WIndowsCE、あるいはダメOSとの戦い

Ce

 シャープ/ウィルコムから、Windows VistaをOSに採用した端末「D4」が発表された。

 この手の端末には好きなので、興味津々でスペックを読んでいったが、どうなんだろう、これは。

 メモリーは1GBで固定。これでVistaはまともに動くのだろうか。

 そしてストレージは40GBHDD。1.8インチであるのは当然として、iPod Classicよりも小さな容量というのはどんなものなんだろう。

 マイクロソフトのOfficeが搭載されているのも、大してうれしくない。使わなければ貴重なディスク容量の無駄遣いだし、使いたければ別にマイクロソフトのOfficeでなくても、Open Officeをダウンロードしてくればいい(私の場合、ではあるけれども。当然互換性を気にしてMS-Officeでなければ、という人もいるのでしょう)。

 何より、Windows Vistaでいいのだろうか。このOS、本当にいい話を聞かない。私の周囲では「Windows Meの再来」などと言われている。

閑話休題。

 かつて、Windows CE端末をなんとかして使いこなそうとどたばたしたことがある。出先で通信し、原稿を書く。ノートパソコンではあまりに重いので、Windows CE機でやろうとしたのだった。CEにATOKが載ったのをきっかけに(MS-IMEでは変換効率が悪すぎて仕事にならない)、CE機を、NEC/NTTドコモの「シグマリオン」「シグマリオンII」、NECの「モバイルギア(MC-R550)」、日立の「ペルソナ」と4台も買い、使い込んでみた。

 結論から言えばそのユーザー体験は、使えないOSを、どのようにしてアプリでカバーするかという戦いだった。

 いやもうWindows CEはすさまじいダメOSだった。狭い画面をますます狭く使うデスクトップのデザイン、いちどなにかのタスクにいったっきりになったらそのタスクが終わるまで帰ってこないタスク管理、低機能不親切設計でまるっきり使えない上に、ROMに焼き込んであって消去すらできない「Pocket Office」——「ユーザーの神経を逆なでするべく仕様書を書いたんだろ」といいたくなるようなOSだった。

 それでもWindows CE FANからたどって、各種ソフトウエアを組み込むことで、そこそこ使える環境を作ることはできた。かな漢字変換は「ATOK」、エディターは「Pocket WZ Editor」、ファイル管理とランチャーは「SQ」、メーラーは「QMail」などなど、要するにマイクロソフトの用意した環境から離れることで(できればOSから入れ替えたかった!)、持ち歩いて原稿を書きメールを読み書きするという最低限の用が足りる端末となったのである。
 Webブラウザーだけはどうにもならなかったけれども(附属のPocekt IEがまたすさまじい代物でねえ…)。

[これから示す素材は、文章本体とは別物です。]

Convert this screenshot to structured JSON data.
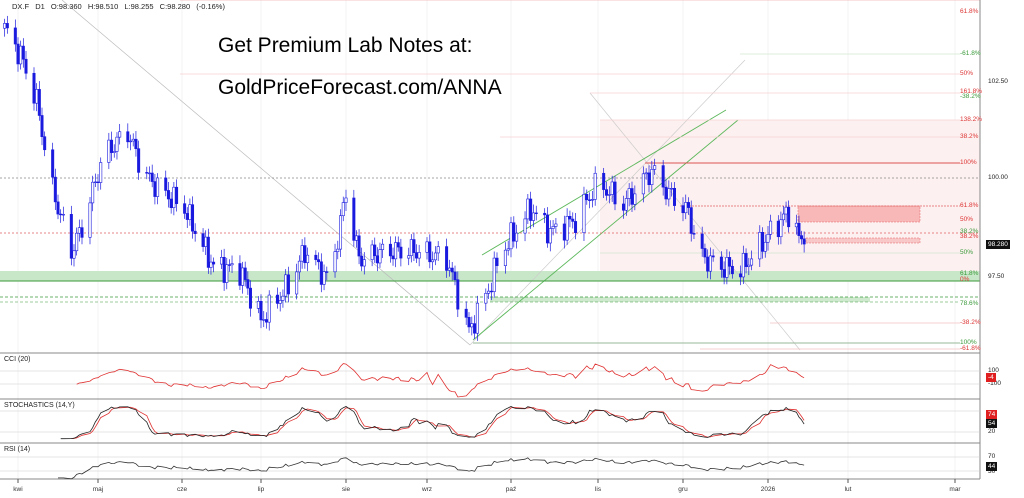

 OSのダメさに反比例するかのように、ハードウエアはどのマシンもよくできていた。なかでもモバイルギアMC-R550は、打ちやすいキーボードが付いていたので、かなり使い込んだ。

 なによりMC-R550はモバイル機に必須の堅牢性という点で卓越していた。
 一度、東京駅のホームでカバンの中身をぶちまけてしまったことがある。MC-R550はホームをすべり、線路へと転落したが、それでも駅員さんに拾い上げて貰うと、何事もなかったのようにスイッチが入った。もちろん液晶も割れてなかった。

 今考えてもモバイルギアのハードウエア設計は、本当に良い仕事をしていたと思う。NECがこの系列の設計を発展させることができなかったのは、なんとも惜しいことだ。

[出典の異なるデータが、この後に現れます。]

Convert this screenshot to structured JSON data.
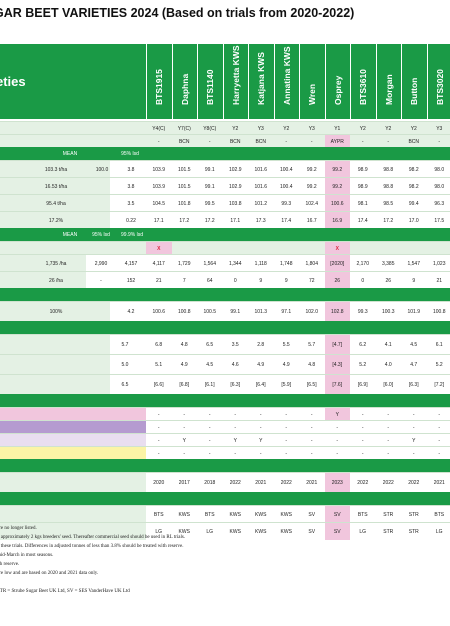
{
  "title": "GAR BEET VARIETIES 2024 (Based on trials from 2020-2022)",
  "subtitle": "eties",
  "varieties": [
    "BTS1915",
    "Daphna",
    "BTS1140",
    "Harryetta KWS",
    "Katjana KWS",
    "Annatina KWS",
    "Wren",
    "Osprey",
    "BTS3610",
    "Morgan",
    "Button",
    "BTS3020"
  ],
  "rows": {
    "status": [
      "Y4(C)",
      "Y7(C)",
      "Y8(C)",
      "Y2",
      "Y3",
      "Y2",
      "Y3",
      "Y1",
      "Y2",
      "Y2",
      "Y2",
      "Y3"
    ],
    "bcn": [
      "-",
      "BCN",
      "-",
      "BCN",
      "BCN",
      "-",
      "-",
      "AYPR",
      "-",
      "-",
      "BCN",
      "-"
    ],
    "mean_header": {
      "mean": "MEAN",
      "lsd": "95% lsd"
    },
    "yield1": {
      "label": "103.3 t/ha",
      "mean": "100.0",
      "lsd": "3.8",
      "values": [
        "103.9",
        "101.5",
        "99.1",
        "102.9",
        "101.6",
        "100.4",
        "99.2",
        "99.2",
        "98.9",
        "98.8",
        "98.2",
        "98.0"
      ]
    },
    "yield2": {
      "label": "16.53 t/ha",
      "lsd": "3.8",
      "values": [
        "103.9",
        "101.5",
        "99.1",
        "102.9",
        "101.6",
        "100.4",
        "99.2",
        "99.2",
        "98.9",
        "98.8",
        "98.2",
        "98.0"
      ]
    },
    "yield3": {
      "label": "95.4 t/ha",
      "lsd": "3.5",
      "values": [
        "104.5",
        "101.8",
        "99.5",
        "103.8",
        "101.2",
        "99.3",
        "102.4",
        "100.6",
        "98.1",
        "98.5",
        "99.4",
        "96.3"
      ]
    },
    "sugar": {
      "label": "17.2%",
      "lsd": "0.22",
      "values": [
        "17.1",
        "17.2",
        "17.2",
        "17.1",
        "17.3",
        "17.4",
        "16.7",
        "16.9",
        "17.4",
        "17.2",
        "17.0",
        "17.5"
      ]
    },
    "mean_header2": {
      "mean": "MEAN",
      "lsd95": "95% lsd",
      "lsd99": "99.9% lsd"
    },
    "bolters_mark": [
      "X",
      "",
      "",
      "",
      "",
      "",
      "",
      "X",
      "",
      "",
      "",
      ""
    ],
    "bolters1": {
      "label": "1,735 /ha",
      "mean": "2,990",
      "lsd": "4,157",
      "values": [
        "4,117",
        "1,729",
        "1,564",
        "1,344",
        "1,118",
        "1,748",
        "1,804",
        "[2020]",
        "2,170",
        "3,385",
        "1,547",
        "1,023"
      ]
    },
    "bolters2": {
      "label": "26 /ha",
      "mean": "-",
      "lsd": "152",
      "values": [
        "21",
        "7",
        "64",
        "0",
        "9",
        "9",
        "72",
        "26",
        "0",
        "26",
        "9",
        "21"
      ]
    },
    "establish": {
      "label": "100%",
      "lsd": "4.2",
      "values": [
        "100.6",
        "100.8",
        "100.5",
        "99.1",
        "101.3",
        "97.1",
        "102.0",
        "102.8",
        "99.3",
        "100.3",
        "101.9",
        "100.8"
      ]
    },
    "disease1": {
      "mean": "5.7",
      "values": [
        "6.8",
        "4.8",
        "6.5",
        "3.5",
        "2.8",
        "5.5",
        "5.7",
        "[4.7]",
        "6.2",
        "4.1",
        "4.5",
        "6.1"
      ]
    },
    "disease2": {
      "mean": "5.0",
      "values": [
        "5.1",
        "4.9",
        "4.5",
        "4.6",
        "4.9",
        "4.9",
        "4.8",
        "[4.3]",
        "5.2",
        "4.0",
        "4.7",
        "5.2"
      ]
    },
    "disease3": {
      "mean": "6.5",
      "values": [
        "[6.6]",
        "[6.8]",
        "[6.1]",
        "[6.3]",
        "[6.4]",
        "[5.9]",
        "[6.5]",
        "[7.6]",
        "[6.9]",
        "[6.0]",
        "[6.3]",
        "[7.2]"
      ]
    },
    "mark1": [
      "-",
      "-",
      "-",
      "-",
      "-",
      "-",
      "-",
      "Y",
      "-",
      "-",
      "-",
      "-"
    ],
    "mark2": [
      "-",
      "-",
      "-",
      "-",
      "-",
      "-",
      "-",
      "-",
      "-",
      "-",
      "-",
      "-"
    ],
    "mark3": [
      "-",
      "Y",
      "-",
      "Y",
      "Y",
      "-",
      "-",
      "-",
      "-",
      "-",
      "Y",
      "-"
    ],
    "mark4": [
      "-",
      "-",
      "-",
      "-",
      "-",
      "-",
      "-",
      "-",
      "-",
      "-",
      "-",
      "-"
    ],
    "year": [
      "2020",
      "2017",
      "2018",
      "2022",
      "2021",
      "2022",
      "2021",
      "2023",
      "2022",
      "2022",
      "2022",
      "2021"
    ],
    "breeder": [
      "BTS",
      "KWS",
      "BTS",
      "KWS",
      "KWS",
      "KWS",
      "SV",
      "SV",
      "BTS",
      "STR",
      "STR",
      "BTS"
    ],
    "agent": [
      "LG",
      "KWS",
      "LG",
      "KWS",
      "KWS",
      "KWS",
      "SV",
      "SV",
      "LG",
      "STR",
      "STR",
      "LG"
    ]
  },
  "footnotes": [
    "are no longer listed.",
    "g approximately 2 kgs breeders' seed. Thereafter commercial seed should be used in RL trials.",
    "n these trials. Differences in adjusted tonnes of less than 3.8% should be treated with reserve.",
    "mid-March in most seasons.",
    "ith reserve.",
    "ere low and are based on 2020 and 2021 data only.",
    "",
    "STR = Strube Sugar Beet UK Ltd, SV = SES VanderHave UK Ltd"
  ]
}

 これでOSがWindows CEでさえなければ…と何度思ったことだろうか。

 最終的にMC-R550は、バッテリーがへたるまで使い込んだ。最後の頃にはさすがにSTN液晶640×240ドットのディスプレイが見劣りするようになっており、バッテリーをリフレッシュしてまで使い続ける気にはならなかった。

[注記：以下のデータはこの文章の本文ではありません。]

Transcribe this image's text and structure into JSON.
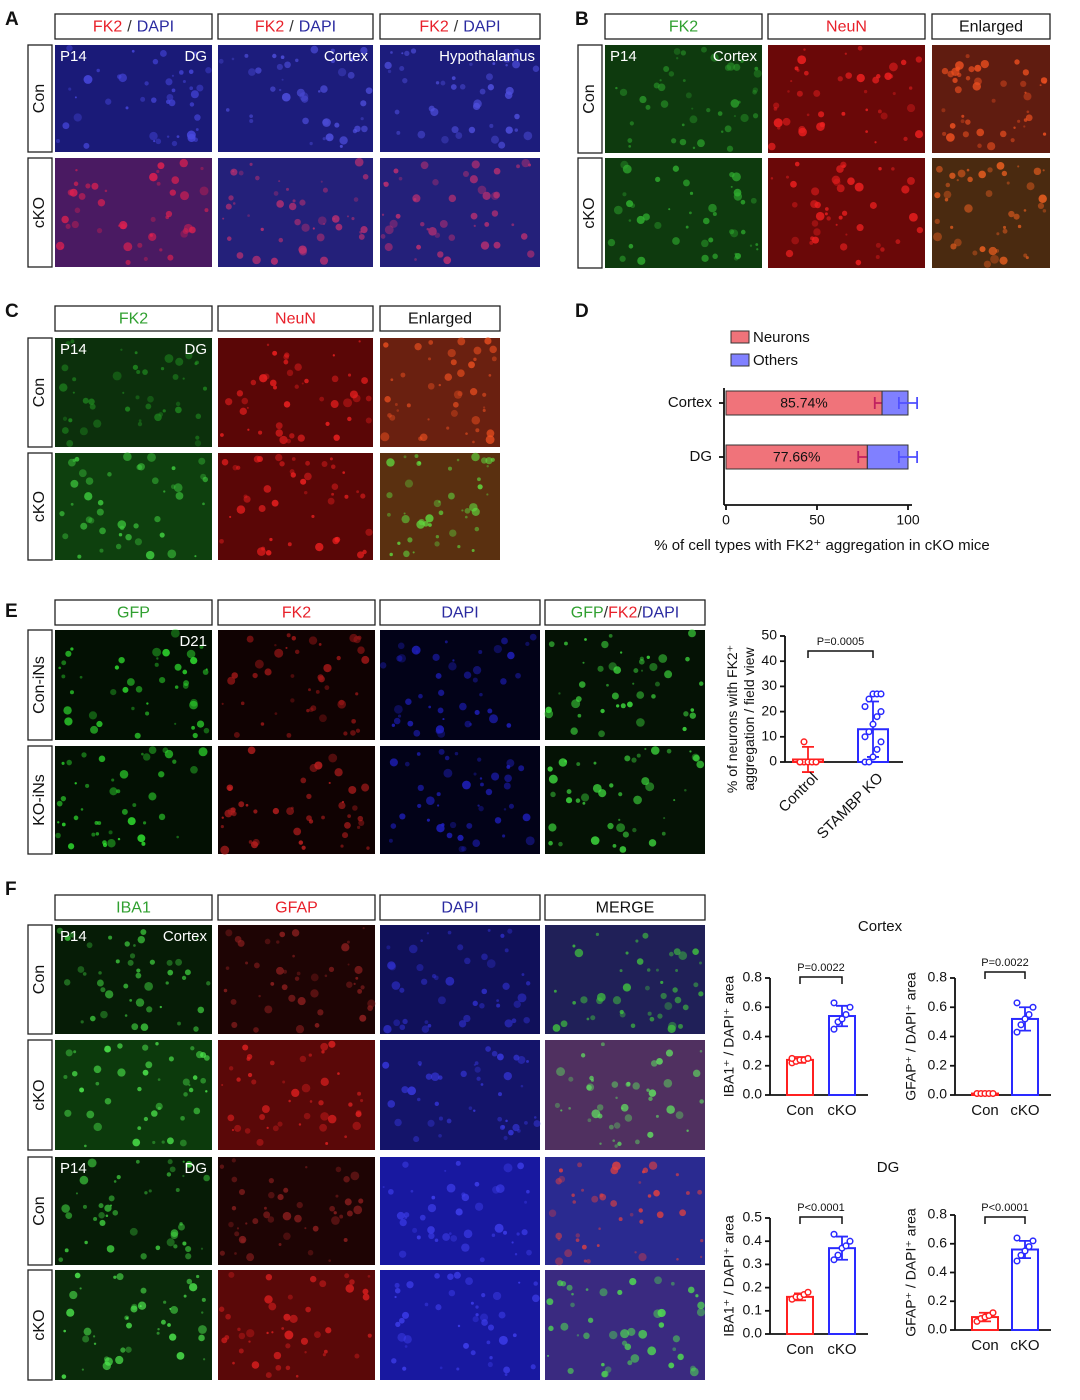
{
  "panels": [
    {
      "letter": "A",
      "headers": [
        [
          "FK2",
          "/",
          "DAPI"
        ],
        [
          "FK2",
          "/",
          "DAPI"
        ],
        [
          "FK2",
          "/",
          "DAPI"
        ]
      ],
      "rows": [
        "Con",
        "cKO"
      ],
      "image_labels": [
        "P14",
        "DG",
        "Cortex",
        "Hypothalamus"
      ]
    },
    {
      "letter": "B",
      "headers": [
        [
          "FK2"
        ],
        [
          "NeuN"
        ],
        [
          "Enlarged"
        ]
      ],
      "rows": [
        "Con",
        "cKO"
      ],
      "image_labels": [
        "P14",
        "Cortex"
      ]
    },
    {
      "letter": "C",
      "headers": [
        [
          "FK2"
        ],
        [
          "NeuN"
        ],
        [
          "Enlarged"
        ]
      ],
      "rows": [
        "Con",
        "cKO"
      ],
      "image_labels": [
        "P14",
        "DG"
      ]
    },
    {
      "letter": "D"
    },
    {
      "letter": "E",
      "headers": [
        [
          "GFP"
        ],
        [
          "FK2"
        ],
        [
          "DAPI"
        ],
        [
          "GFP",
          "/",
          "FK2",
          "/",
          "DAPI"
        ]
      ],
      "rows": [
        "Con-iNs",
        "KO-iNs"
      ],
      "image_labels": [
        "D21"
      ]
    },
    {
      "letter": "F",
      "headers": [
        [
          "IBA1"
        ],
        [
          "GFAP"
        ],
        [
          "DAPI"
        ],
        [
          "MERGE"
        ]
      ],
      "rows": [
        "Con",
        "cKO",
        "Con",
        "cKO"
      ],
      "image_labels": [
        "P14",
        "Cortex",
        "P14",
        "DG"
      ],
      "chart_titles": [
        "Cortex",
        "DG"
      ]
    }
  ],
  "chart_data": [
    {
      "type": "barh",
      "categories": [
        "Cortex",
        "DG"
      ],
      "series": [
        {
          "name": "Neurons",
          "color": "#f0737a",
          "values": [
            85.74,
            77.66
          ],
          "errors": [
            4,
            5
          ],
          "value_labels": [
            "85.74%",
            "77.66%"
          ]
        },
        {
          "name": "Others",
          "color": "#8080ff",
          "values": [
            14.26,
            22.34
          ],
          "errors": [
            5,
            5
          ]
        }
      ],
      "xlim": [
        0,
        100
      ],
      "xticks": [
        0,
        50,
        100
      ],
      "xlabel": "% of cell types with FK2⁺ aggregation in cKO mice"
    },
    {
      "type": "bar",
      "categories": [
        "Control",
        "STAMBP KO"
      ],
      "values": [
        1,
        13
      ],
      "errors": [
        5,
        11
      ],
      "colors": [
        "#ff2020",
        "#2a2aff"
      ],
      "points": [
        [
          0,
          0,
          0,
          0,
          0,
          0,
          0,
          0,
          0,
          0,
          0,
          8
        ],
        [
          0,
          0,
          2,
          5,
          8,
          10,
          12,
          15,
          18,
          20,
          22,
          25,
          27,
          27,
          27
        ]
      ],
      "ylim": [
        0,
        50
      ],
      "yticks": [
        0,
        10,
        20,
        30,
        40,
        50
      ],
      "ylabel": [
        "% of neurons with FK2⁺",
        "aggregation / field view"
      ],
      "annotation": "P=0.0005"
    },
    {
      "type": "bar",
      "categories": [
        "Con",
        "cKO"
      ],
      "values": [
        0.24,
        0.54
      ],
      "errors": [
        0.02,
        0.07
      ],
      "colors": [
        "#ff2020",
        "#2a2aff"
      ],
      "points": [
        [
          0.22,
          0.23,
          0.24,
          0.24,
          0.25,
          0.25
        ],
        [
          0.45,
          0.5,
          0.52,
          0.55,
          0.6,
          0.63
        ]
      ],
      "ylim": [
        0,
        0.8
      ],
      "yticks": [
        {
          "value": 0,
          "label": "0.0"
        },
        0.2,
        0.4,
        0.6,
        0.8
      ],
      "ylabel": [
        "IBA1⁺ / DAPI⁺ area"
      ],
      "annotation": "P=0.0022"
    },
    {
      "type": "bar",
      "categories": [
        "Con",
        "cKO"
      ],
      "values": [
        0.01,
        0.52
      ],
      "errors": [
        0.005,
        0.08
      ],
      "colors": [
        "#ff2020",
        "#2a2aff"
      ],
      "points": [
        [
          0.01,
          0.01,
          0.01,
          0.01,
          0.01
        ],
        [
          0.43,
          0.48,
          0.52,
          0.55,
          0.6,
          0.63
        ]
      ],
      "ylim": [
        0,
        0.8
      ],
      "yticks": [
        {
          "value": 0,
          "label": "0.0"
        },
        0.2,
        0.4,
        0.6,
        0.8
      ],
      "ylabel": [
        "GFAP⁺ / DAPI⁺ area"
      ],
      "annotation": "P=0.0022"
    },
    {
      "type": "bar",
      "categories": [
        "Con",
        "cKO"
      ],
      "values": [
        0.16,
        0.37
      ],
      "errors": [
        0.015,
        0.05
      ],
      "colors": [
        "#ff2020",
        "#2a2aff"
      ],
      "points": [
        [
          0.15,
          0.16,
          0.16,
          0.17,
          0.18
        ],
        [
          0.32,
          0.34,
          0.37,
          0.38,
          0.4,
          0.43
        ]
      ],
      "ylim": [
        0,
        0.5
      ],
      "yticks": [
        {
          "value": 0,
          "label": "0.0"
        },
        0.1,
        0.2,
        0.3,
        0.4,
        0.5
      ],
      "ylabel": [
        "IBA1⁺ / DAPI⁺ area"
      ],
      "annotation": "P<0.0001"
    },
    {
      "type": "bar",
      "categories": [
        "Con",
        "cKO"
      ],
      "values": [
        0.09,
        0.56
      ],
      "errors": [
        0.03,
        0.06
      ],
      "colors": [
        "#ff2020",
        "#2a2aff"
      ],
      "points": [
        [
          0.06,
          0.08,
          0.09,
          0.1,
          0.12
        ],
        [
          0.48,
          0.52,
          0.55,
          0.58,
          0.62,
          0.64
        ]
      ],
      "ylim": [
        0,
        0.8
      ],
      "yticks": [
        {
          "value": 0,
          "label": "0.0"
        },
        0.2,
        0.4,
        0.6,
        0.8
      ],
      "ylabel": [
        "GFAP⁺ / DAPI⁺ area"
      ],
      "annotation": "P<0.0001"
    }
  ]
}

 その後Windows CEはキーボード付きミニマシンから撤退し、タブレット型ハンドヘルド機のOSとして今も使われている。名前もWIndows Mobileと変わり、ウィルコムのスマートフォンも採用している。
 だが、私はそれらを使用する気にはならなかった。いくらバージョンアップを繰り返したからといって、あのCEの子孫が、悔い改めたジャン・バルジャンのごとく素晴らしいOSになっているはずがない、と判断したからだ。

 で、D4だ。実物に触れるまで判断は保留だが…多分私は買わないだろうな。VistaがCEで受けた傷をいやせるほどに良いOSとはどうしても思えないので。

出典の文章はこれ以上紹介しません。